Popped back to Kearsney Court gardens in the late afternoon to draw the yew hedges. The other residents (not my interviewee) of the houses are tolerating my presence, I think, though I have not seen them. There is some anxiety over what I might draw or see…
I love these hedges, they are so sculptural and I want to go back and draw them again. I am getting the hang of my new Japanese watercolours too.
So, I’ve been doing more research drawings and have been having fun using free paper samples and found tools – namely twigs. I’m not sure how I will use the observational drawings but they are an indispensable way for me to understand the Gardens visually and phenomenologically. How do I experience the Gardens, not just visually but as a space to walk in, sit in, think in, talk to people in?
I have deliberately been working small and am getting my plein-air kit down to a very manageable weight that I can easily carry and walk with! A small drawing seems to take me almost as much time as a larger one.
I had a go at painting again too, using new Japanese watercolours, but I think I need to practice a bit more ….
I’ ve been busy interviewing a resident of one the seven houses now comprising Kearsney Court, which was completed around 1900 as a residence for Edward Percy Barlow, the owner of Wiggins Teape, a paper manufacture. (Barlow is mentioned in Watermark, a Dover Arts Development production.) The house was split into seven residential freeholds in 1950 and new houses built off the main drive. (see https://historicengland.org.uk/listing/the-list/list-entry/1001696)
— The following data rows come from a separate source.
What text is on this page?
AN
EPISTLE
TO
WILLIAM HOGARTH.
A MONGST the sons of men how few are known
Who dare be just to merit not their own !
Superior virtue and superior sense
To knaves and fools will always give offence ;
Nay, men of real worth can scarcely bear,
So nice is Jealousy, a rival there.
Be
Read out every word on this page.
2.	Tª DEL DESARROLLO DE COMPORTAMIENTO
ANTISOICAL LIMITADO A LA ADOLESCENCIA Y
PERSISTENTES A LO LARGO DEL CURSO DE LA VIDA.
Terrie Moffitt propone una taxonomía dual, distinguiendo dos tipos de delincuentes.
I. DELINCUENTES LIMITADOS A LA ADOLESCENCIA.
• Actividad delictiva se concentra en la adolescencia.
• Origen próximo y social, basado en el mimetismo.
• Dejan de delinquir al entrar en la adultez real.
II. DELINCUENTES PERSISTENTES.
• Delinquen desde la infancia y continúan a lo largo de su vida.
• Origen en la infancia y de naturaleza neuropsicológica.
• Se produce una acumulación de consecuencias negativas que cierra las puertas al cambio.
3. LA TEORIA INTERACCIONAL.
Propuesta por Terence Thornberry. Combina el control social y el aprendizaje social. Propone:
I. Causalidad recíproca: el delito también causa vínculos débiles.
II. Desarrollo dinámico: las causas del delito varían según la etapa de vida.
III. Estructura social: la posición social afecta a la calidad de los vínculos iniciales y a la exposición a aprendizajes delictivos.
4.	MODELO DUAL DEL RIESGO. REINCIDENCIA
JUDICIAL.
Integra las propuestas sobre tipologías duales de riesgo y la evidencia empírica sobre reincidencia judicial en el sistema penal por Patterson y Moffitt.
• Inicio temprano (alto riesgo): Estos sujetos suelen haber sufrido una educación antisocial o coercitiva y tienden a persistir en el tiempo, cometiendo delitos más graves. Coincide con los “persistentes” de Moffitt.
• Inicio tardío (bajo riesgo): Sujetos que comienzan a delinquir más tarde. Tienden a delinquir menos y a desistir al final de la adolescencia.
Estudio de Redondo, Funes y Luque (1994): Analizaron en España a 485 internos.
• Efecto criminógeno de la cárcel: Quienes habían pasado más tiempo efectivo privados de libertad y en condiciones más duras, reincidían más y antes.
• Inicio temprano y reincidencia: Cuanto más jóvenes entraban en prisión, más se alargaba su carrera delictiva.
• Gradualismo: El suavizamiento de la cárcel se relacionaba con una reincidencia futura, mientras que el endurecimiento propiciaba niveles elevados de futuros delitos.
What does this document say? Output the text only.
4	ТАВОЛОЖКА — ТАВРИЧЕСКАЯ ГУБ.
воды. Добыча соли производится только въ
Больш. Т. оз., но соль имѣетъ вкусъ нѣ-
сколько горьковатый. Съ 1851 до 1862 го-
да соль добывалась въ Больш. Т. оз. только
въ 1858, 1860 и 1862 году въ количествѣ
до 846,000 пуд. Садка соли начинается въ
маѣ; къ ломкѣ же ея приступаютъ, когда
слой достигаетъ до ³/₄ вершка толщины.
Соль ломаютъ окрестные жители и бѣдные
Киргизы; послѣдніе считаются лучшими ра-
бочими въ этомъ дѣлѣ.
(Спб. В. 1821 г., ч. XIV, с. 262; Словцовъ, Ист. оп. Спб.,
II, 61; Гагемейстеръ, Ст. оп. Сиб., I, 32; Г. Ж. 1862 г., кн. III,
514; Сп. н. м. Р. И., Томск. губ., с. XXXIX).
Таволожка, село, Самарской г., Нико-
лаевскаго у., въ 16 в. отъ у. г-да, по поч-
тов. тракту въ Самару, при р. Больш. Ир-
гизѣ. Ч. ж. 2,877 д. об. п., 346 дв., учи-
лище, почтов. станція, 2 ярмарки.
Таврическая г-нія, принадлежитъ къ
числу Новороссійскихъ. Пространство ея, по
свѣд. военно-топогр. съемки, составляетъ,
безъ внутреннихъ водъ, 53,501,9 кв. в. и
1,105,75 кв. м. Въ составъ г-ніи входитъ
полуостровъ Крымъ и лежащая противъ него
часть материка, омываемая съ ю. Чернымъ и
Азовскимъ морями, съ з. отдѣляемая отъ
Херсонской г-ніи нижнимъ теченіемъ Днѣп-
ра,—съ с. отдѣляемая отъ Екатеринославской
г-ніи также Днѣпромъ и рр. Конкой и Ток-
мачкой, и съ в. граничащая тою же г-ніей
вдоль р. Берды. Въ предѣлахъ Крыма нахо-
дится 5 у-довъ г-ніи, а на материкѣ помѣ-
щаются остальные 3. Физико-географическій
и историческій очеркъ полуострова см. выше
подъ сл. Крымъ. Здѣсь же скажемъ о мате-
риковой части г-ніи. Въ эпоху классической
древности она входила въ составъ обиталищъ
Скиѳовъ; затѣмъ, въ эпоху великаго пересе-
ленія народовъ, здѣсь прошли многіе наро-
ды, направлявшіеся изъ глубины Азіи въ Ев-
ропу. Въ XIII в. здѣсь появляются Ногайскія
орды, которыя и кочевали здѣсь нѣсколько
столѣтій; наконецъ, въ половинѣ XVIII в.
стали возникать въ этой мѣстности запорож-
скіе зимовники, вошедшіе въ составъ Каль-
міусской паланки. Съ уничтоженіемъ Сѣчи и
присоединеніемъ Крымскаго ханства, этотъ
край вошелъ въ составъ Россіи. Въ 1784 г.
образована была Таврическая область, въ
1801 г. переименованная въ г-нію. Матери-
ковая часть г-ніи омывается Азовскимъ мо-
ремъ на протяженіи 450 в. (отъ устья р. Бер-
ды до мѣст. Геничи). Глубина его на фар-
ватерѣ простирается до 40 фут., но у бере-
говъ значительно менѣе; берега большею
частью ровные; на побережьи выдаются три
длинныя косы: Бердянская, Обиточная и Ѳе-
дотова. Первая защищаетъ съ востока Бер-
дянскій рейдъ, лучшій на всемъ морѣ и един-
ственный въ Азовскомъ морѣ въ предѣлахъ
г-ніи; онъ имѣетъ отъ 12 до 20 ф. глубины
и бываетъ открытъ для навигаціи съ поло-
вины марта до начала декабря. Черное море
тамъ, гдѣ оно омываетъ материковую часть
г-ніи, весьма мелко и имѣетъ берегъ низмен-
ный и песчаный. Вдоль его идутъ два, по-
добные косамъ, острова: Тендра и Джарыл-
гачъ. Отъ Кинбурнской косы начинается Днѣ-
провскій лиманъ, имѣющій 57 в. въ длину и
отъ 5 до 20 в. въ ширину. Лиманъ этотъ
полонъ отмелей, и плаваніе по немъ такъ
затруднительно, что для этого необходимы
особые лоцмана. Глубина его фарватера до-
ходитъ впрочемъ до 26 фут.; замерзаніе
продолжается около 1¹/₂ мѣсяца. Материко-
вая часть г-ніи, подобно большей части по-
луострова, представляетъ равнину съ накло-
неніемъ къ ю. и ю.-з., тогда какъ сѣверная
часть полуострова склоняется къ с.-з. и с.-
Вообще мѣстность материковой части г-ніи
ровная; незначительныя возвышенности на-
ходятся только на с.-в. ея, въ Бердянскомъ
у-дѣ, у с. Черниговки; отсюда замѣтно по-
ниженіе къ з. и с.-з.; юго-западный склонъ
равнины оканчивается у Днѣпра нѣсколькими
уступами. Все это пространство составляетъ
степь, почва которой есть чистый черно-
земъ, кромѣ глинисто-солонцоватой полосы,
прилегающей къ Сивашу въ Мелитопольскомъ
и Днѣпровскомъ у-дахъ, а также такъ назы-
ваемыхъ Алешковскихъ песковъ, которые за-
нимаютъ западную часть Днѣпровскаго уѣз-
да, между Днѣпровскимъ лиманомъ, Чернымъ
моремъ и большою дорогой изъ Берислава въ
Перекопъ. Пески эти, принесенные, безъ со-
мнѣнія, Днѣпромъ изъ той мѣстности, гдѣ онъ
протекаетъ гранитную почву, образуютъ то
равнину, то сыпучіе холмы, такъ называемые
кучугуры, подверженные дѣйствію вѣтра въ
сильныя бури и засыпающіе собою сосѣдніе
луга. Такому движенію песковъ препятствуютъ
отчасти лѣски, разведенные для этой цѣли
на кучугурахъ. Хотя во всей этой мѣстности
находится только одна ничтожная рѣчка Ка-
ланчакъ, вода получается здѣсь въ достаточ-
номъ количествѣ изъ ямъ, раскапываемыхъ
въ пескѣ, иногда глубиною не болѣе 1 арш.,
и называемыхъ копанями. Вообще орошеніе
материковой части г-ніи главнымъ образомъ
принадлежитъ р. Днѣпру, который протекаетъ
After what had been a fascinating conversation I realised I had forgotten my camera cards so returned the next day for a wander around the garden, up and down the steps leading from terrace to terrace and looking down towards the canal pond from where I have until now only been able to look up towards the house. I had fun trying out a new ultra-wide angle lens too. Russell Gardens and what are now the Kearsney Court gardens were once all part of the same estate.
I’ve also interviewed the residents of the house attached to the former walled kitchen garden of Kearsney Court. I had the most delicious warm scone before being given a guided tour of the garden – now maintained as a wild garden, with a few paths through the long grass and past the trees, and along former flower beds and the remains of heated melon pits and glasshouses.
So I am beginning now to collect the different voices I need for the film.
I just hope that I am going to be able to continue working, even if at a slower pace, while I undergo treatment for suspected bowel cancer.
Herewith a few research notes:
- Palladian architecture (on which the Palladian style of the bridges in Russell Gardens is based): from Andrea Palladio (1508-1580) a Ventian architect. Emphasis is on symmetry and proportion. Came to England through Inigo Jones (1573 -1652). The style was revived through the Earl of Burlington (1694-1753) who worked with architect and garden designer William Kent (1686-1748).
- Art and architecture have been intimately connected in Britain since 16th century
- Pergolas have nothing to do with pagodas! Pergola comes from the Latin pergula meaning projecting eave. Other Thomas Mawson examples of pergolas and pergola bridges are the Hampstead Pergola and the one at Eden Bridge Gardens.
- Dan Graham: I am reacquainting myself with Dan Graham’s work and his interest in landscape architecture as a public manifestations of interactions between art, architecture, environment and audience.